[graycat]

Q. So, an atom decays and gives off some particles including a neutrino. So, we look at the mass-energy arithmetic before and after the decay and see that it all adds up but does need the tiny mass-energy of a neutrino.

That fact, that small difference, seems curious, maybe toward new physics? That is, somehow maybe the mass-energy amounts are, once again in science, whole number multiples of something small. If so, then we can look for how the other particles are whole number multiples??

I have to expect that 99+% of physics students have already thought of this.

Is there anything curious about that tiny bit of mass, e.g., why it has to be there at all?

[at_a_remove]

It's a bit different than that. The decay of a neutron into a proton and an electron conserved charge, mass-energy (to an expected degree), and momentum. However, spin was not conserved. The neutrino was dreamed up as kind of a placeholder for the spin. However, it turned out that it was a real thing!

The mass-energy arithmetic should not be the thing you look at for a couple of reasons. First, it's quite difficult to measure with exactitude.
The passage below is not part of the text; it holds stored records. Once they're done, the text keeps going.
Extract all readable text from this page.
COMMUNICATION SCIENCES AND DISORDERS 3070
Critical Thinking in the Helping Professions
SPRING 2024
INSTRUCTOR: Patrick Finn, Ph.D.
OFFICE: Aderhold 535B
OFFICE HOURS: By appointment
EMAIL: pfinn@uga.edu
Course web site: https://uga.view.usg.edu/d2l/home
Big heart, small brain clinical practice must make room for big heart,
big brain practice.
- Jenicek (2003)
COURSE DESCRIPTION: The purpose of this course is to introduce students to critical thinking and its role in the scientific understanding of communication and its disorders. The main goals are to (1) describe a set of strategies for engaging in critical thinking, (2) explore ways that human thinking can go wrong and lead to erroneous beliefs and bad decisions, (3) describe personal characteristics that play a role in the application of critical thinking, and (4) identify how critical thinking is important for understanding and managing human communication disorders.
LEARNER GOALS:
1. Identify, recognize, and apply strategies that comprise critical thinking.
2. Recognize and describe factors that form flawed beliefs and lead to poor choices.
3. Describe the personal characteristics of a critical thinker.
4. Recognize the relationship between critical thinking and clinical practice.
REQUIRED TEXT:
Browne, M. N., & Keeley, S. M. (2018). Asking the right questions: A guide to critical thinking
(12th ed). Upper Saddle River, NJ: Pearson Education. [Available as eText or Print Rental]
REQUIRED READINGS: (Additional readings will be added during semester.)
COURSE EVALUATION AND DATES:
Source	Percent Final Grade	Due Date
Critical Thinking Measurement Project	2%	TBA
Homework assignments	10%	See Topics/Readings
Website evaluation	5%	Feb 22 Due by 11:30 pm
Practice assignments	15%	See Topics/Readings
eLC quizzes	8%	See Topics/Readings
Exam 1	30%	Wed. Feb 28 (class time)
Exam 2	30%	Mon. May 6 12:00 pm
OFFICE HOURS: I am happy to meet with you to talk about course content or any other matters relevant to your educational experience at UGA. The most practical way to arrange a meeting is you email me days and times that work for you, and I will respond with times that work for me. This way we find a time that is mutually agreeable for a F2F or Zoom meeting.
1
Second, the binding energy for particles and their constituents plays a part that is easily within error bounds.

[graycat]

Thanks.

> First, it's quite difficult to measure with exactitude.

I wondered about something like that -- the mechanism really is exact to tiny accuracy, no fuzz, but it's super tough actually to measure that accurately, or some such. If my startup works, I'll return to physics!!! I promise!! Thanks.